Google has coursed the Amazon, swam the Great Barrier Reef and scaled the Burj Khalifa – and now the tech giant has launched their latest Street View Trekker project with a collection of incredible maps of Ecuador’s Galapagos Islands. Allowing users to become “Darwin for a Day,” the 360-degree street view maps swim with marine life and hike over islands that Darwin likely encountered in his historic venture 178 years ago. Viewers can even help with ongoing conservation in the region by identifying the plants and animals on screen.
Conducted in collaboration with the Galapagos National Park, the Charles Darwin Foundation and the Catlin Seaview Survey, Google collected the images over the course of ten days this May. Taking their distinctive cameras both on backpack treks over the islands and down into the surrounding waters, the mapping expedition provides a thoroughly unique documentation of the region’s unique ecosystem.

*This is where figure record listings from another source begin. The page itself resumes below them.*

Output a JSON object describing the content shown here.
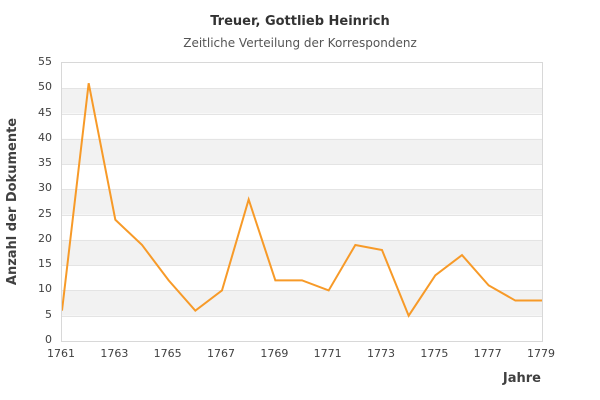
{
  "chart_data": {
    "type": "line",
    "title": "Treuer, Gottlieb Heinrich",
    "subtitle": "Zeitliche Verteilung der Korrespondenz",
    "xlabel": "Jahre",
    "ylabel": "Anzahl der Dokumente",
    "x": [
      1761,
      1762,
      1763,
      1764,
      1765,
      1766,
      1767,
      1768,
      1769,
      1770,
      1771,
      1772,
      1773,
      1774,
      1775,
      1776,
      1777,
      1778,
      1779
    ],
    "values": [
      6,
      51,
      24,
      19,
      12,
      6,
      10,
      28,
      12,
      12,
      10,
      19,
      18,
      5,
      13,
      17,
      11,
      8,
      8
    ],
    "ylim": [
      0,
      55
    ],
    "ytick_step": 5,
    "xtick_labels": [
      "1761",
      "1763",
      "1765",
      "1767",
      "1769",
      "1771",
      "1773",
      "1775",
      "1777",
      "1779"
    ],
    "legend": "none",
    "grid": "horizontal gridlines every 5 units with alternating gray bands",
    "colors": {
      "line": "#f79a28",
      "band": "#f2f2f2",
      "gridline": "#e4e4e4",
      "plot_border": "#d8d8d8",
      "title": "#333333",
      "subtitle": "#555555",
      "axis_title": "#404040",
      "tick_label": "#404040",
      "background": "#ffffff"
    }
  }
}
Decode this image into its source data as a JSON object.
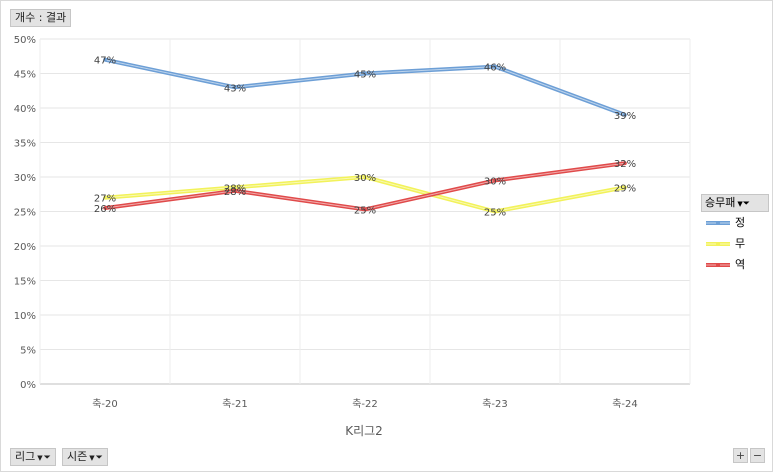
{
  "field_buttons": {
    "values_label": "개수 : 결과",
    "filter1_label": "리그",
    "filter2_label": "시즌",
    "legend_label": "승무패"
  },
  "colors": {
    "정": "#6d9fd6",
    "무": "#f2f25a",
    "역": "#e04a4a"
  },
  "chart_data": {
    "type": "line",
    "categories": [
      "축-20",
      "축-21",
      "축-22",
      "축-23",
      "축-24"
    ],
    "xlabel": "K리그2",
    "ylabel": "",
    "ylim": [
      0,
      50
    ],
    "yticks": [
      "0%",
      "5%",
      "10%",
      "15%",
      "20%",
      "25%",
      "30%",
      "35%",
      "40%",
      "45%",
      "50%"
    ],
    "grid": true,
    "legend_position": "right",
    "series": [
      {
        "name": "정",
        "values": [
          47,
          43,
          45,
          46,
          39
        ],
        "labels": [
          "47%",
          "43%",
          "45%",
          "46%",
          "39%"
        ]
      },
      {
        "name": "무",
        "values": [
          27,
          28.5,
          30,
          25,
          28.5
        ],
        "labels": [
          "27%",
          "28%",
          "30%",
          "25%",
          "29%"
        ]
      },
      {
        "name": "역",
        "values": [
          25.5,
          28,
          25.3,
          29.5,
          32
        ],
        "labels": [
          "26%",
          "28%",
          "25%",
          "30%",
          "32%"
        ]
      }
    ]
  }
}
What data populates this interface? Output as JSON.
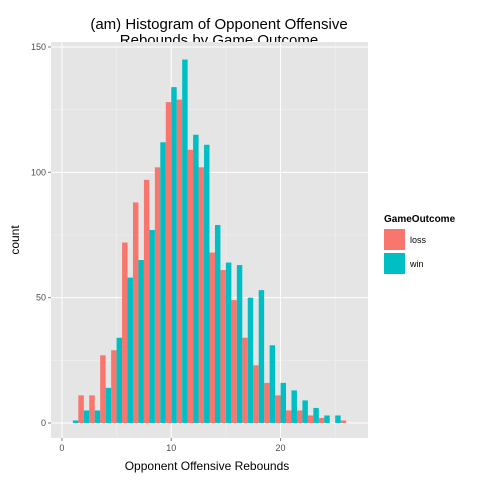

As Google highlights, many of the animals one will encounter as one travels through the maps exist only on the Galapagos Archipelago, including the Galapagos region’s own majestic giant tortoises, sea lions and lesser-known marine iguanas. Many of these unique creatures are believed to have inspired Charles Darwin’s Theory of Natural Selection when he studied the area in 1835.
But these incredible animals, as well as marine- and landscapes are under threat from invasive species, and research in the field is costly and time consuming. So in addition to providing awe-inspiring armchair entertainment, the extensive documentation of the islands will assist conservation groups as they study the “environment, conservation, animal migration patterns, and the impact of tourism on the islands.”
Amateur scientists as well as experts in less exotic climes can become involved too. Google has partnered with iNaturalist to create the “Darwin for a Day” program, which enables users to help catalogue the plants and animals shown in the Street View images, further advancing the perhaps unexpected use of Google Street View as a conservation tool.